In a dramatic enforcement move, the Nigerian Maritime Administration and Safety Agency (NIMASA) yesterday sealed off ShellPlux and TMDK Terminals in the Ijegun‑Egba area of Lagos, citing “persistent non‑compliance” with the International Ship and Port Facility Security (ISPS) Code.

This unprecedented shutdown underlines Nigeria’s struggle to align its ports with global security benchmarks, even as Lagos handles over half of the nation’s maritime trade and accommodates nearly 1,000 ship calls annually.

For a country aiming to shed US Coast Guard restrictions, the action threatens to stall critical efforts to restore full access for Nigerian‑flagged vessels.

According to NIMASA’s Head of Public Relations, Osagie Edward, the twin closures were authorised under Section 79(f) of the ISPS Code Implementation Regulations (2014), which empowers the agency to close facilities that remain in breach for more than three consecutive months.

“Despite several formal warnings, the operators failed to rectify glaring security lapses,” Edward warned. His statement echoes the agency’s zero‑tolerance stance, deployed only after reportedly exhaustive consultations and inspections.

This clampdown is reminiscent of NIMASA’s 2016 operation, when Heyden Petroleum Jetty in Ijora and two other facilities were similarly shuttered for ISPS infractions, underscoring a recurring culture of non‑compliance despite regulatory reforms.

Yet, critics argue that enforcement remains sporadic, with many terminals routinely flouting safety drills, restricted‑area protocols and surveillance standards.

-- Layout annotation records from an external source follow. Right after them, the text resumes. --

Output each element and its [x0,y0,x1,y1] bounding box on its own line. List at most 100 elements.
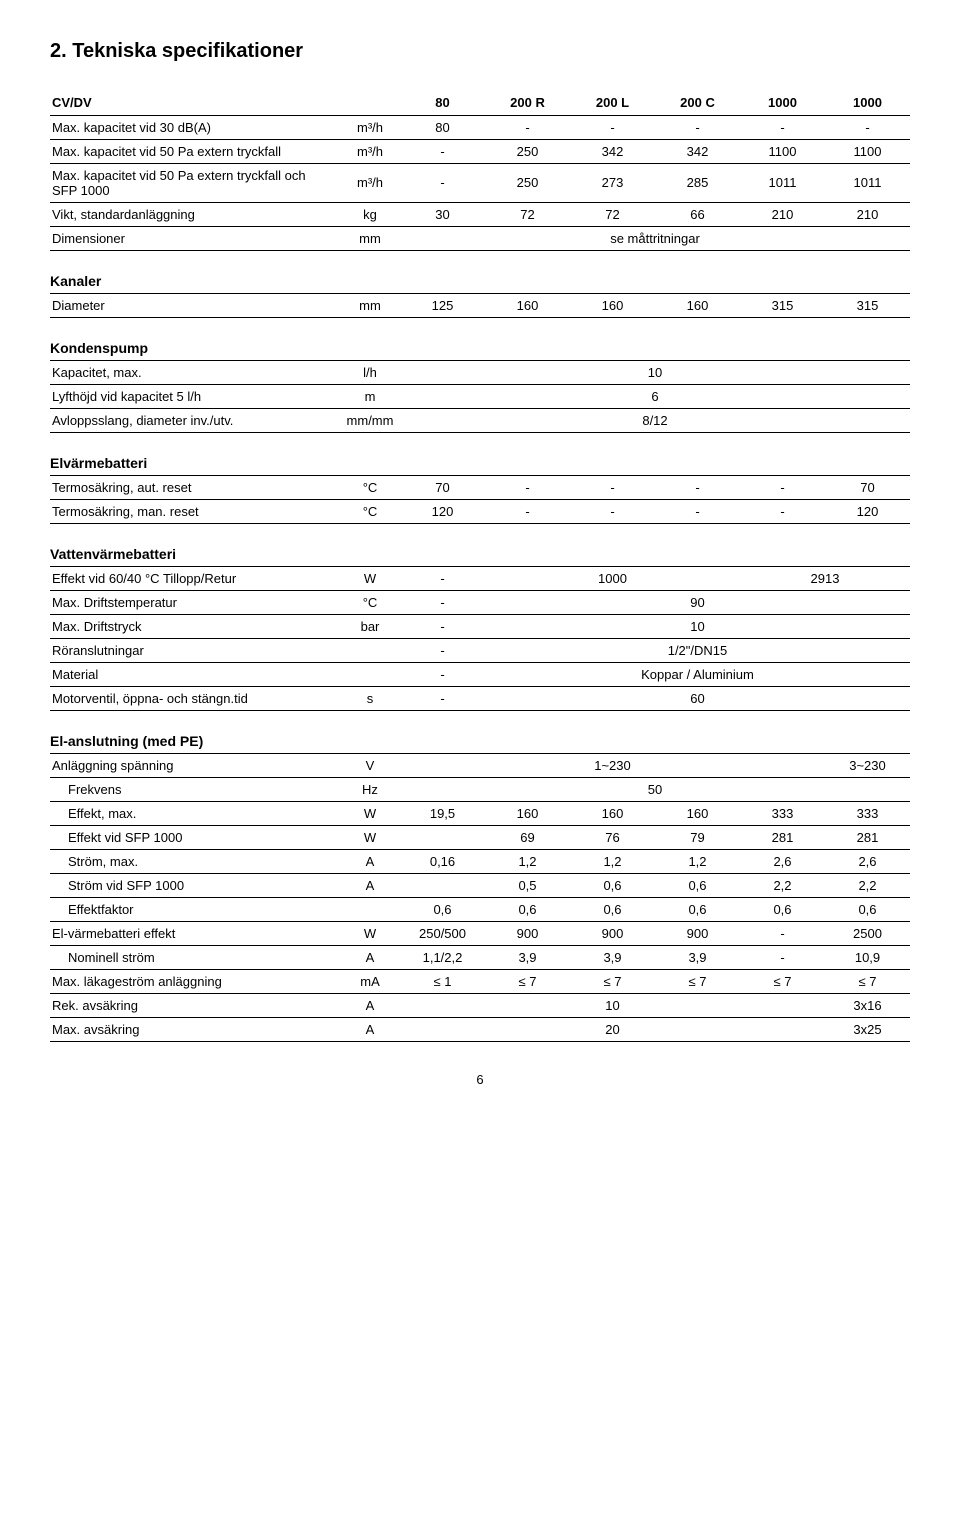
table-row: Max. avsäkringA203x25 [50,1017,910,1041]
table-row: Lyfthöjd vid kapacitet 5 l/hm6 [50,384,910,408]
row-value: 90 [485,590,910,614]
table-row: Ström, max.A0,161,21,21,22,62,6 [50,849,910,873]
row-unit [340,638,400,662]
section-elvarme: Elvärmebatteri [50,455,910,471]
table-row: Effektfaktor0,60,60,60,60,60,6 [50,897,910,921]
row-value: 0,16 [400,849,485,873]
table-row: Dimensionermmse måttritningar [50,226,910,250]
row-value: 2913 [740,566,910,590]
row-value: - [740,115,825,139]
row-value: - [740,475,825,499]
row-value: 0,6 [485,897,570,921]
row-value: 315 [740,293,825,317]
page-title: 2. Tekniska specifikationer [50,40,910,63]
row-label: Effektfaktor [50,897,340,921]
row-value: 10,9 [825,945,910,969]
row-value: 342 [570,139,655,163]
row-value: 0,5 [485,873,570,897]
row-value: 19,5 [400,801,485,825]
row-value: 1~230 [400,753,825,777]
row-value: 1100 [825,139,910,163]
hdr-cvdv: CV/DV [50,91,340,115]
row-label: Ström vid SFP 1000 [50,873,340,897]
row-value: 1/2"/DN15 [485,638,910,662]
row-value: 0,6 [570,873,655,897]
row-unit: mA [340,969,400,993]
row-value: ≤ 7 [825,969,910,993]
row-value: ≤ 7 [570,969,655,993]
row-value: - [740,921,825,945]
row-value: ≤ 7 [485,969,570,993]
row-label: Max. Driftstemperatur [50,590,340,614]
row-value: 1,2 [570,849,655,873]
row-label: Termosäkring, man. reset [50,499,340,523]
section-el: El-anslutning (med PE) [50,733,910,749]
row-label: Avloppsslang, diameter inv./utv. [50,408,340,432]
table-row: Effekt vid 60/40 °C Tillopp/ReturW-10002… [50,566,910,590]
row-value: 900 [570,921,655,945]
row-value: - [485,115,570,139]
row-value: 1,2 [485,849,570,873]
row-unit: mm [340,226,400,250]
row-label: Max. Driftstryck [50,614,340,638]
row-value: 273 [570,163,655,202]
page-number: 6 [50,1072,910,1087]
table-row: Anläggning spänningV1~2303~230 [50,753,910,777]
el-table: Anläggning spänningV1~2303~230FrekvensHz… [50,753,910,1042]
table-row: Max. kapacitet vid 30 dB(A)m³/h80----- [50,115,910,139]
row-value: - [655,475,740,499]
row-value: 210 [740,202,825,226]
row-value: 0,6 [570,897,655,921]
row-unit: l/h [340,360,400,384]
row-label: Diameter [50,293,340,317]
row-label: Röranslutningar [50,638,340,662]
row-unit: A [340,873,400,897]
hdr-unit [340,91,400,115]
row-value: - [740,499,825,523]
table-row: El-värmebatteri effektW250/500900900900-… [50,921,910,945]
row-value: 80 [400,115,485,139]
row-value: - [825,115,910,139]
row-label: Max. kapacitet vid 30 dB(A) [50,115,340,139]
row-value: 79 [655,825,740,849]
row-value: 120 [400,499,485,523]
row-value: Koppar / Aluminium [485,662,910,686]
table-row: Termosäkring, man. reset°C120----120 [50,499,910,523]
section-vatten: Vattenvärmebatteri [50,546,910,562]
row-label: Effekt vid SFP 1000 [50,825,340,849]
row-value: 315 [825,293,910,317]
row-value: - [655,115,740,139]
row-value: 30 [400,202,485,226]
row-value: 210 [825,202,910,226]
table-row: Ström vid SFP 1000A0,50,60,62,22,2 [50,873,910,897]
row-value: 2,6 [825,849,910,873]
table-row: FrekvensHz50 [50,777,910,801]
row-label: Frekvens [50,777,340,801]
row-value: 3x25 [825,1017,910,1041]
row-value: 160 [570,293,655,317]
row-value: 900 [655,921,740,945]
row-value: 2500 [825,921,910,945]
table-row: Röranslutningar-1/2"/DN15 [50,638,910,662]
table-row: Effekt, max.W19,5160160160333333 [50,801,910,825]
row-value: 160 [655,293,740,317]
row-value: 3,9 [485,945,570,969]
row-unit: °C [340,499,400,523]
hdr-c4: 1000 [740,91,825,115]
row-value: ≤ 1 [400,969,485,993]
row-value: 70 [825,475,910,499]
row-label: Rek. avsäkring [50,993,340,1017]
row-value: 0,6 [740,897,825,921]
row-value: 160 [570,801,655,825]
row-label: Nominell ström [50,945,340,969]
row-value: 0,6 [655,897,740,921]
row-value: 125 [400,293,485,317]
row-label: Lyfthöjd vid kapacitet 5 l/h [50,384,340,408]
hdr-c5: 1000 [825,91,910,115]
row-value: 60 [485,686,910,710]
table-row: Max. kapacitet vid 50 Pa extern tryckfal… [50,163,910,202]
row-unit: m [340,384,400,408]
row-value: 250 [485,139,570,163]
row-value: - [400,139,485,163]
table-header-row: CV/DV 80 200 R 200 L 200 C 1000 1000 [50,91,910,115]
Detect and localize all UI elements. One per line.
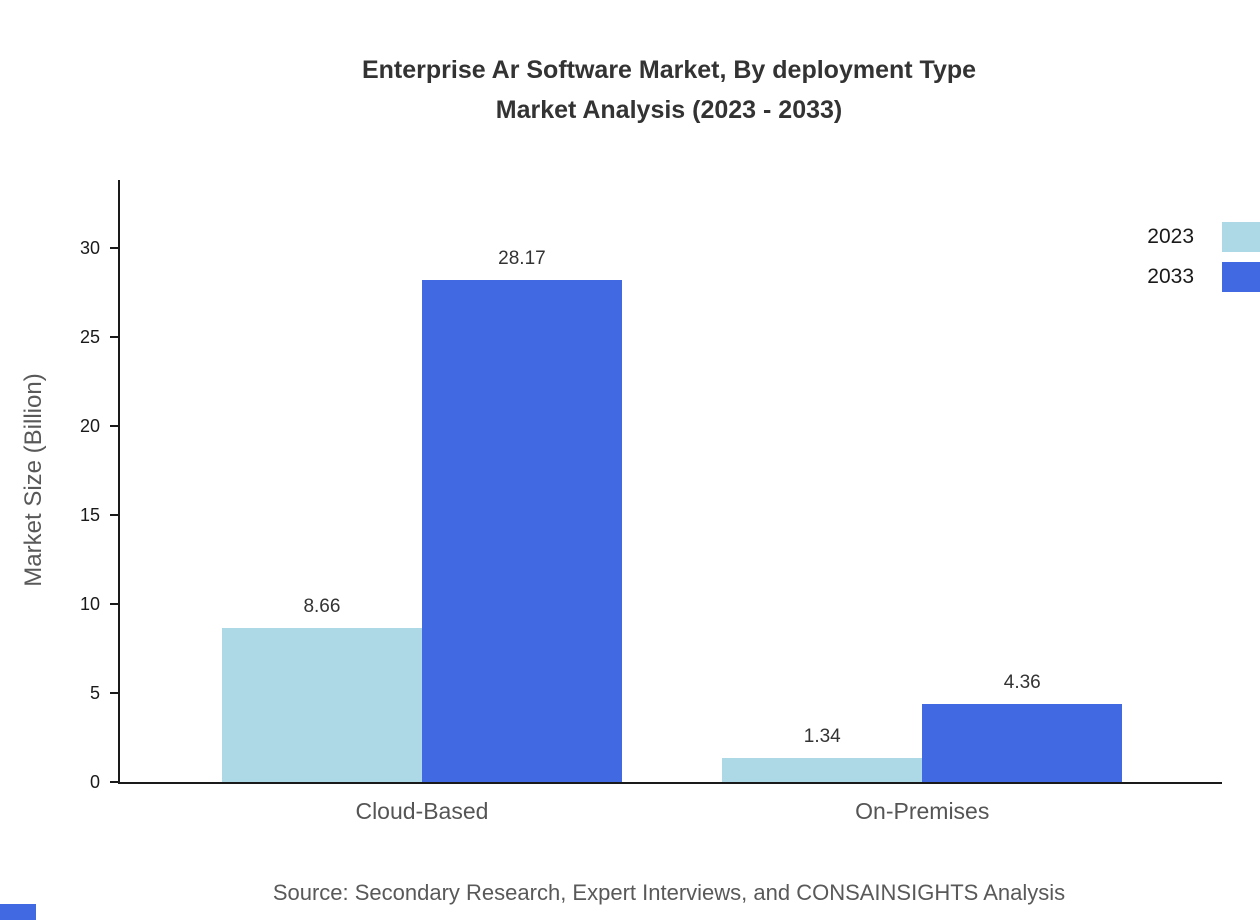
legend-label-2023: 2023 — [1147, 225, 1194, 248]
x-axis-category-label: On-Premises — [855, 798, 990, 824]
bar-value-label: 1.34 — [803, 726, 841, 748]
legend-row-2033: 2033 — [1147, 262, 1260, 292]
source-note: Source: Secondary Research, Expert Inter… — [272, 880, 1066, 905]
y-axis-tick — [110, 424, 118, 427]
bar-2023-cloud-based — [221, 627, 422, 782]
bar-2033-cloud-based — [421, 280, 622, 782]
x-axis-category-label: Cloud-Based — [355, 798, 489, 824]
plot-area: 0 5 10 15 20 25 30 8.66 28.17 Cloud-Based 1.34 4.36… — [80, 180, 1222, 824]
corner-brand-mark — [0, 904, 36, 920]
legend: 2023 2033 — [1147, 222, 1260, 302]
y-axis-tick — [110, 602, 118, 605]
legend-row-2023: 2023 — [1147, 222, 1260, 252]
y-axis-tick-label: 0 — [89, 772, 100, 792]
y-axis-tick — [110, 781, 118, 783]
bar-value-label: 28.17 — [498, 248, 546, 270]
y-axis-tick — [110, 246, 118, 249]
y-axis-tick-label: 5 — [89, 682, 100, 703]
chart-title-line1: Enterprise Ar Software Market, By deploy… — [361, 56, 977, 84]
legend-swatch-2023 — [1222, 222, 1260, 252]
y-axis-tick — [110, 335, 118, 338]
bar-2023-on-premises — [722, 758, 923, 782]
y-axis-tick-label: 15 — [79, 504, 100, 525]
chart-title: Enterprise Ar Software Market, By deploy… — [118, 50, 1220, 130]
y-axis-tick-label: 30 — [79, 237, 100, 258]
y-axis-tick-label: 10 — [79, 593, 100, 614]
bar-value-label: 4.36 — [1003, 672, 1041, 694]
y-axis-tick-label: 25 — [79, 326, 100, 347]
legend-label-2033: 2033 — [1147, 265, 1194, 288]
bar-2033-on-premises — [922, 704, 1123, 782]
y-axis-tick — [110, 691, 118, 694]
y-axis-tick-label: 20 — [79, 415, 100, 436]
chart-title-line2: Market Analysis (2023 - 2033) — [495, 96, 843, 124]
y-axis-label: Market Size (Billion) — [20, 373, 47, 587]
bar-value-label: 8.66 — [303, 595, 341, 617]
y-axis-tick — [110, 513, 118, 516]
legend-swatch-2033 — [1222, 262, 1260, 292]
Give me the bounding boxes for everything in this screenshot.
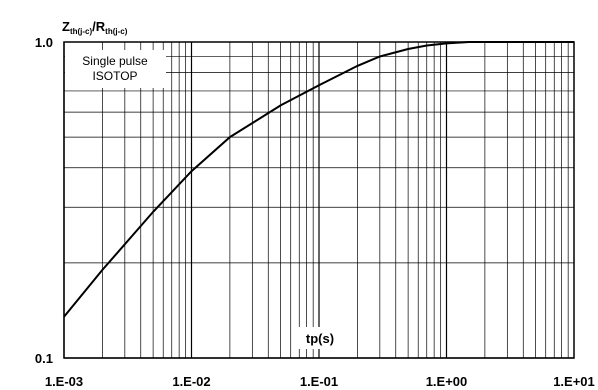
annotation-box xyxy=(65,50,166,88)
x-tick-label: 1.E+00 xyxy=(426,374,468,389)
y-axis-label: Zth(j-c)/Rth(j-c) xyxy=(62,19,128,36)
y-tick-labels: 1.0 0.1 xyxy=(35,35,53,366)
data-curve xyxy=(63,41,574,318)
x-tick-label: 1.E+01 xyxy=(553,374,595,389)
x-tick-labels: 1.E-03 1.E-02 1.E-01 1.E+00 1.E+01 xyxy=(45,374,595,389)
grid-lines xyxy=(63,42,574,359)
y-tick-label: 0.1 xyxy=(35,351,53,366)
y-tick-label: 1.0 xyxy=(35,35,53,50)
y-axis-label-sub2: th(j-c) xyxy=(105,27,128,36)
y-axis-label-r: /R xyxy=(92,19,106,34)
annotation-single-pulse: Single pulse xyxy=(82,54,148,68)
y-axis-label-sub1: th(j-c) xyxy=(70,27,93,36)
x-tick-label: 1.E-01 xyxy=(300,374,338,389)
x-tick-label: 1.E-03 xyxy=(45,374,83,389)
annotation-isotop: ISOTOP xyxy=(92,69,137,83)
y-axis-label-z: Z xyxy=(62,19,70,34)
x-axis-label: tp(s) xyxy=(306,331,334,346)
x-tick-label: 1.E-02 xyxy=(172,374,210,389)
plot-frame xyxy=(63,41,575,359)
xlabel-box xyxy=(296,327,344,349)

Such lapses not only jeopardise port security but tarnish Nigeria’s reputation in the high‑stakes arena of global shipping.

The timing could not be worse for maritime trade volumes. The Nigerian Ports Authority reported a 45.1% surge in cargo throughput in 2024—soaring from 71.2 million tonnes in 2023 to 103.3 million tonnes—driven by booming container and bulk traffic at key hubs such as Lekki and Tin Can Island.

With each day of closure potentially costing operators millions in demurrage and lost revenue, stakeholders fear a ripple effect, from disrupted supply chains to higher consumer prices.

NIMASA’s Director General, Dr Dayo Mobereola, defended the drastic step as a “last resort” to safeguard the maritime domain and facilitate sustainable trade.

“We acted only after exhaustive engagement,” he insisted, while pledging speedy reopening “once full compliance is demonstrated”.

However, as Nigeria courts closer ties with the USCG, industry insiders warn that recurrent security breaches could prolong restrictive port conditions and undermine investor confidence.

The ball now lies with terminal operators to overhaul security protocols—or face the “big stick” again.